Lai Lei told reporters, “In spring, because of the heavy rain, the dyed blue is more green; in summer, the blue is more gray; in autumn, the blue is navy blue, which is the most beautiful; Blue is yellowish, more ‘willful’.” In the past three years, Lai Lei found that the blue dyed under different temperature and climatic conditions will be different, so they are respectively in the spring equinox, Qingming, Guyu, Lixia, Xiaoman and other two During the fourteenth solar term, the cloth was dyed 24 different blues.
Finding and formulating China’s own indigo dyeing spectrum is the original intention of Lai Lei to dye the twenty-four solar terms. “I want people in the future to avoid detours and achieve stable reproducibility of indigo dyeing. Even in different seasons, with the same data support, we can dye the same shade of cloth.”
Lai Lei has different feelings about the dye vat. When there is a problem with the vat, many dyers just give up the vat, make indigo mud again, and make another dye vat. But Lai Lei will use some plants and herbs to “repair” the dye vat and bring it back to life. In order to maintain a constant temperature, Lai Lei also built the dye vat underground.
After the cloth is dyed, the cloth should be rinsed to remove the variegation and impurities floating on it. Dry the cloth after rinsing. This link requires ventilation and cannot be exposed to the sun. After drying the cloth, Lai Lei will use plant enzymes to fix the color of the cloth. “The pH is directly proportional to the color fixation.” Lai Lei said.

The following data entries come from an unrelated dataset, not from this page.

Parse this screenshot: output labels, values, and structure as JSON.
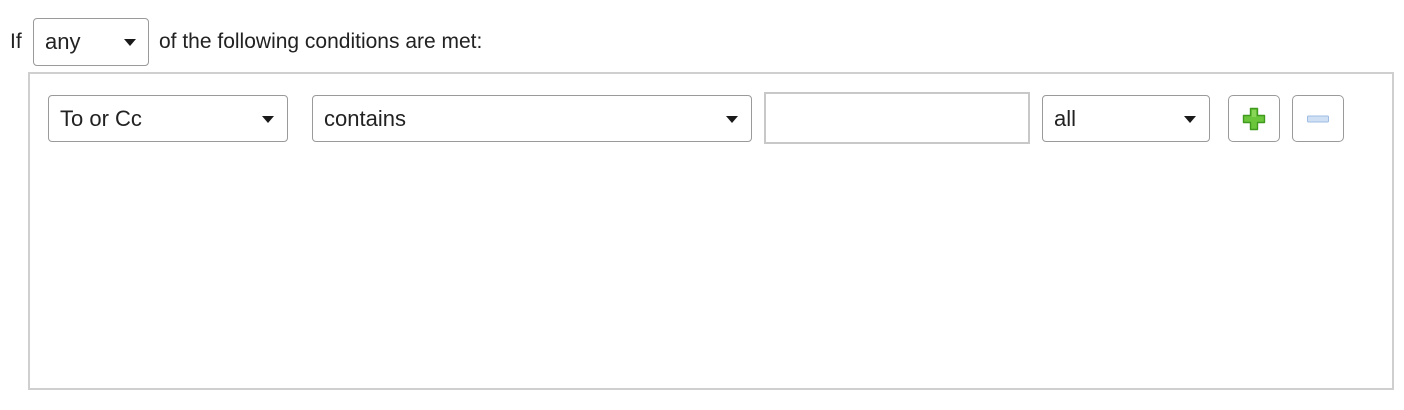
{
  "header": {
    "if_label": "If",
    "match_select": {
      "value": "any"
    },
    "tail_label": "of the following conditions are met:"
  },
  "condition_row": {
    "field_select": {
      "value": "To or Cc"
    },
    "operator_select": {
      "value": "contains"
    },
    "value_input": {
      "value": ""
    },
    "scope_select": {
      "value": "all"
    },
    "add_button": {
      "icon": "plus-icon",
      "color": "#5cb832"
    },
    "remove_button": {
      "icon": "minus-icon",
      "color": "#b9d2ef"
    }
  }
}
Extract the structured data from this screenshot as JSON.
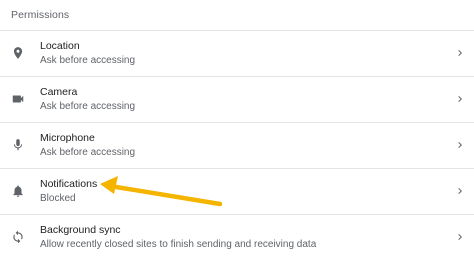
{
  "section": {
    "title": "Permissions"
  },
  "permissions": [
    {
      "label": "Location",
      "status": "Ask before accessing",
      "icon": "location-pin-icon"
    },
    {
      "label": "Camera",
      "status": "Ask before accessing",
      "icon": "camera-icon"
    },
    {
      "label": "Microphone",
      "status": "Ask before accessing",
      "icon": "microphone-icon"
    },
    {
      "label": "Notifications",
      "status": "Blocked",
      "icon": "bell-icon"
    },
    {
      "label": "Background sync",
      "status": "Allow recently closed sites to finish sending and receiving data",
      "icon": "sync-icon"
    }
  ],
  "colors": {
    "primary_text": "#202124",
    "secondary_text": "#5f6368",
    "divider": "#e4e4e4",
    "annotation_arrow": "#f4b400"
  }
}
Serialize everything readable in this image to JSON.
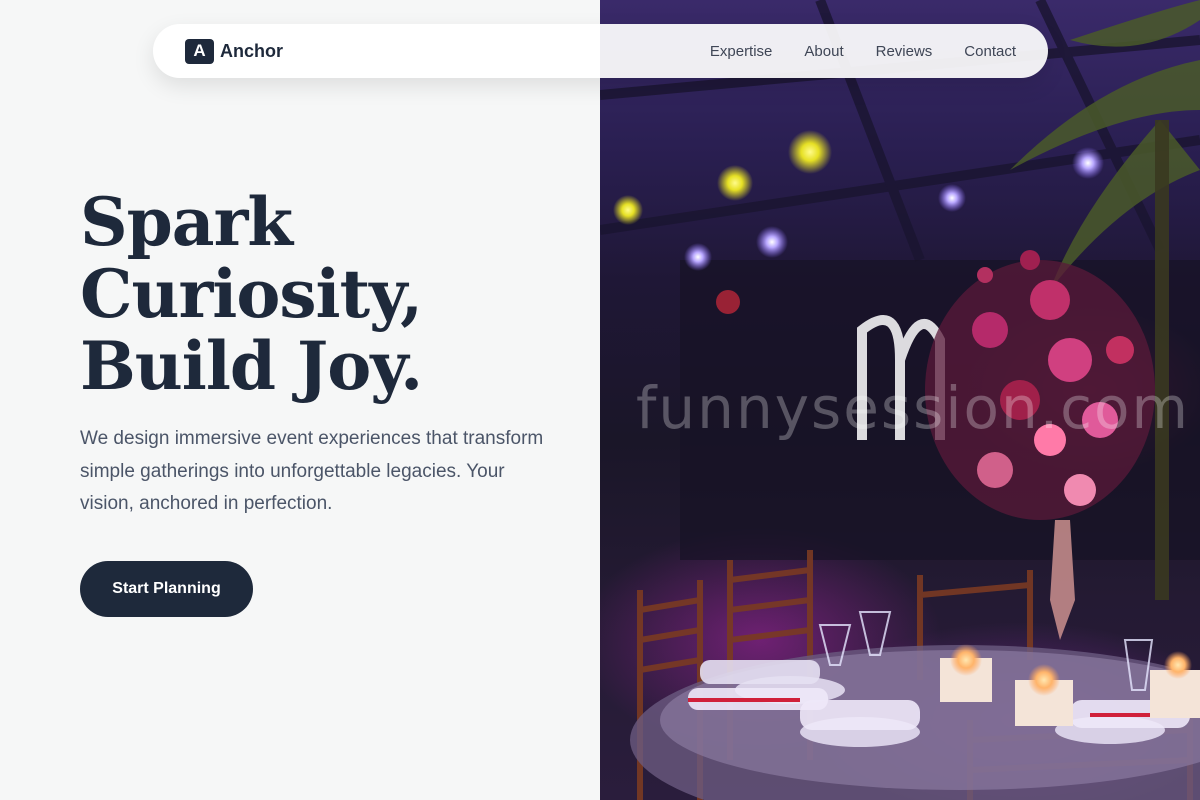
{
  "brand": {
    "mark": "A",
    "name": "Anchor"
  },
  "nav": {
    "links": [
      "Expertise",
      "About",
      "Reviews",
      "Contact"
    ]
  },
  "hero": {
    "title_lines": [
      "Spark",
      "Curiosity,",
      "Build Joy."
    ],
    "description": "We design immersive event experiences that transform simple gatherings into unforgettable legacies. Your vision, anchored in perfection.",
    "cta_label": "Start Planning"
  },
  "photo": {
    "watermark": "funnysession.com"
  },
  "colors": {
    "primary": "#1e293b",
    "background": "#f6f7f7",
    "text_muted": "#4b5568"
  }
}
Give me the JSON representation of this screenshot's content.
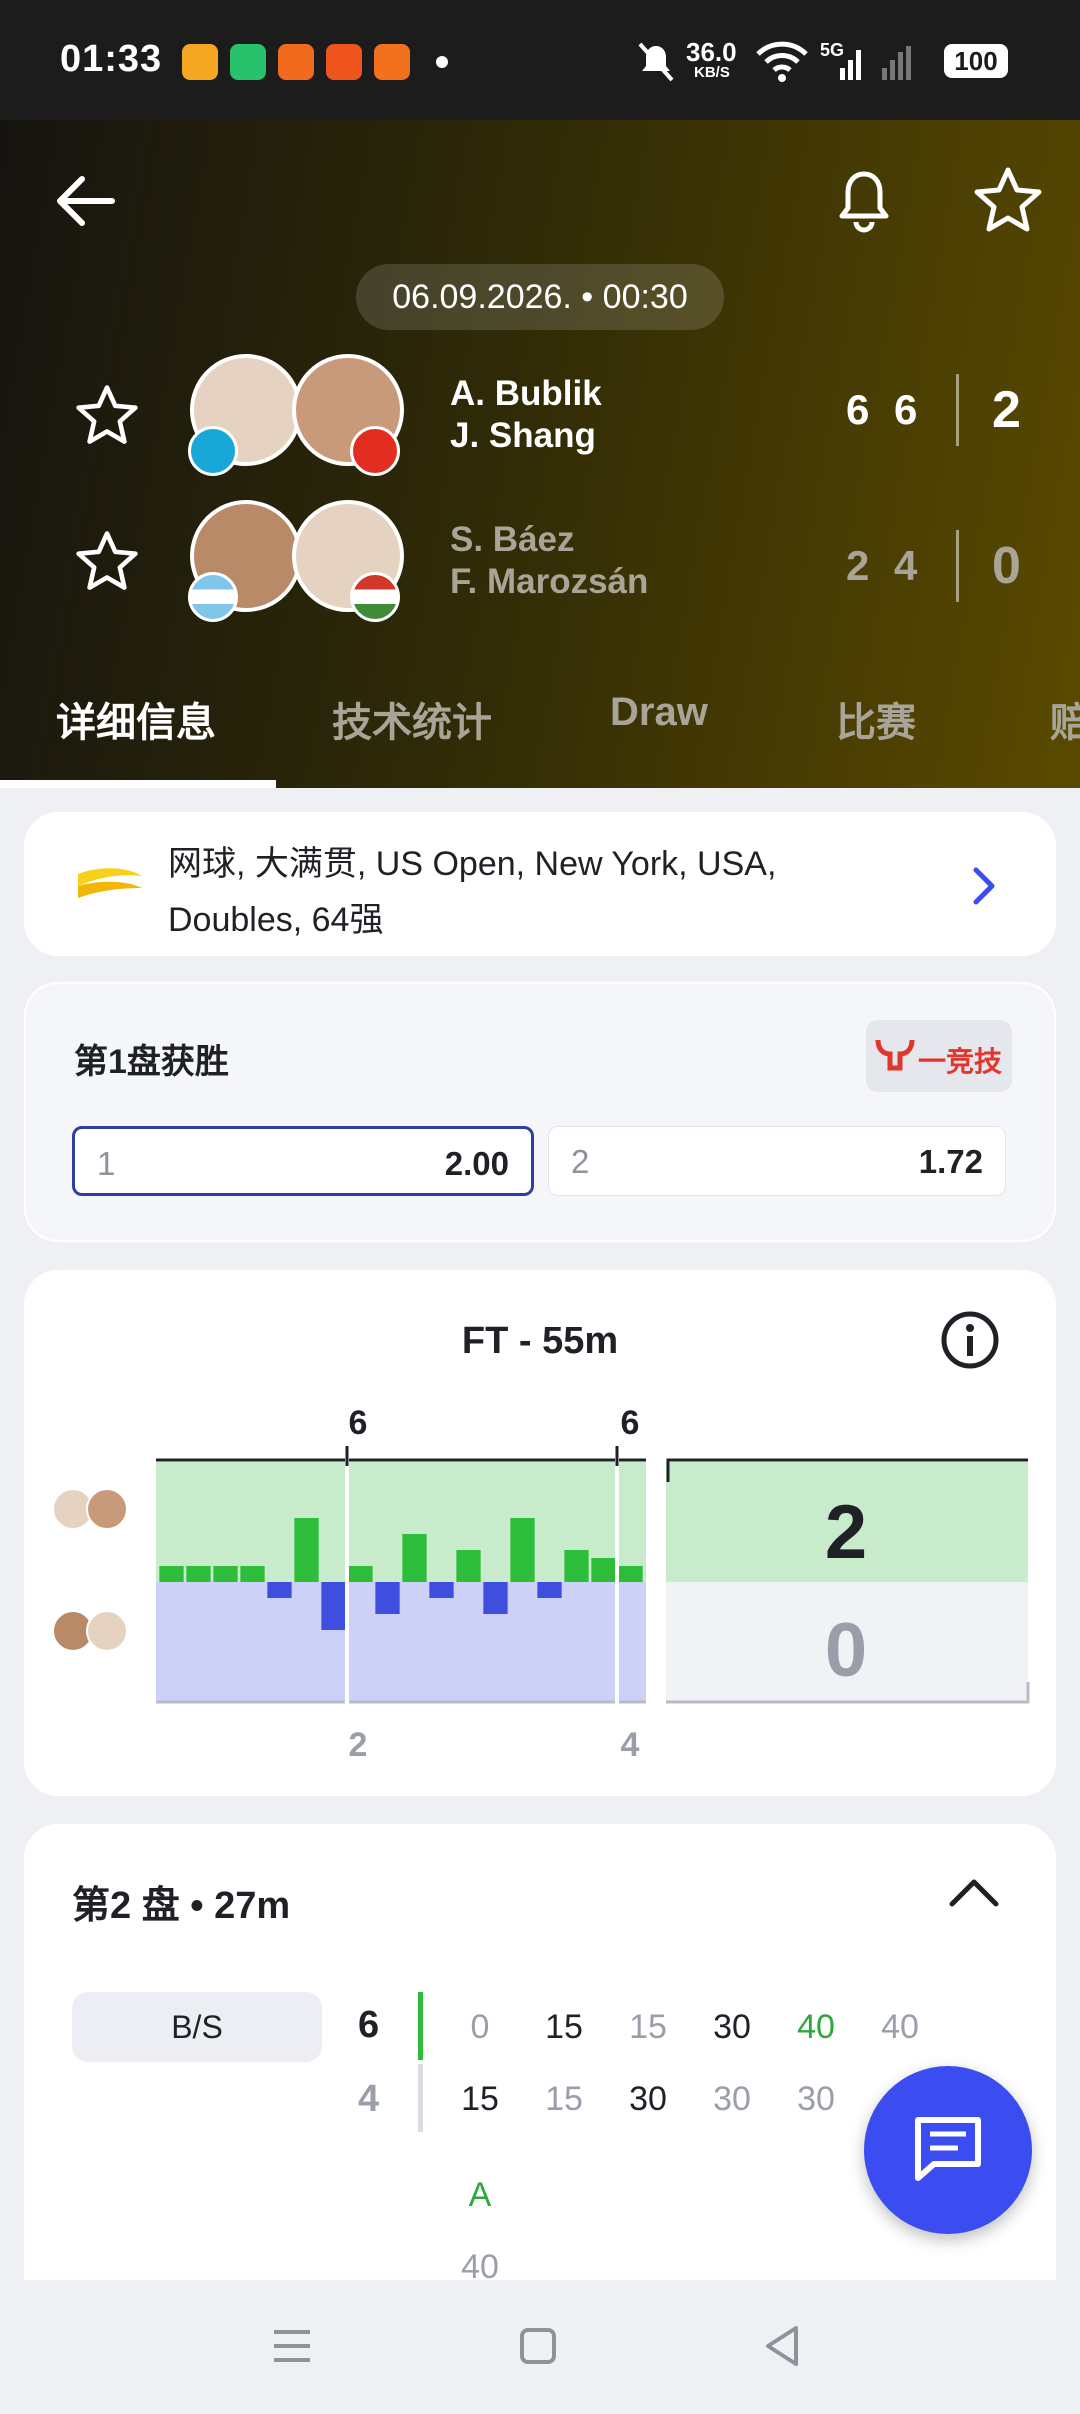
{
  "status_bar": {
    "time": "01:33",
    "net_speed_value": "36.0",
    "net_speed_unit": "KB/S",
    "network": "5G",
    "battery": "100"
  },
  "header": {
    "date": "06.09.2026. • 00:30",
    "team1": {
      "p1": "A. Bublik",
      "p2": "J. Shang",
      "sets": [
        "6",
        "6"
      ],
      "total": "2"
    },
    "team2": {
      "p1": "S. Báez",
      "p2": "F. Marozsán",
      "sets": [
        "2",
        "4"
      ],
      "total": "0"
    }
  },
  "tabs": [
    "详细信息",
    "技术统计",
    "Draw",
    "比赛",
    "赔"
  ],
  "tournament": {
    "line1": "网球, 大满贯, US Open, New York, USA,",
    "line2": "Doubles, 64强"
  },
  "odds": {
    "title": "第1盘获胜",
    "brand": "一竞技",
    "options": [
      {
        "key": "1",
        "value": "2.00"
      },
      {
        "key": "2",
        "value": "1.72"
      }
    ]
  },
  "momentum": {
    "title": "FT - 55m",
    "top_labels": [
      "6",
      "6"
    ],
    "bottom_labels": [
      "2",
      "4"
    ],
    "total_top": "2",
    "total_bottom": "0"
  },
  "chart_data": {
    "type": "bar",
    "series": [
      {
        "values": [
          1,
          1,
          1,
          1,
          -1,
          4,
          -3,
          1,
          -2,
          3,
          -1,
          2,
          -2,
          4,
          -1,
          2,
          1.5,
          1
        ]
      }
    ],
    "set_ends_after_point": [
      7,
      17
    ]
  },
  "set2": {
    "title": "第2 盘 • 27m",
    "bs_label": "B/S",
    "game_scores": [
      "6",
      "4"
    ],
    "row1": [
      "0",
      "15",
      "15",
      "30",
      "40",
      "40"
    ],
    "row2": [
      "15",
      "15",
      "30",
      "30",
      "30",
      ""
    ],
    "advantage": "A",
    "row3": "40"
  },
  "colors": {
    "accent_blue": "#3b4cf0",
    "green_bar": "#2ebd3a",
    "blue_bar": "#3e4fe0",
    "green_bg": "#c8eccb",
    "blue_bg": "#cdd0f7"
  }
}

In 2017, Lai Lei’s innovatively produced “24 solar terms indigo” native cloth was permanently collected by the National Museum of China. The museum evaluates that it inherits traditional concepts and craftsmanship techniques, and has both scientific, artistic and aesthetic values.
Talking about the difference between herself and other dyers, Lai Lei thinks that she has transformed a traditional skill purely based on experience into a process that can be monitored and controlled with scientific data, so that more young people can learn and use it. When asked why she was able to dye the distinctive blue, she answered lightly: “It’s just with your heart.”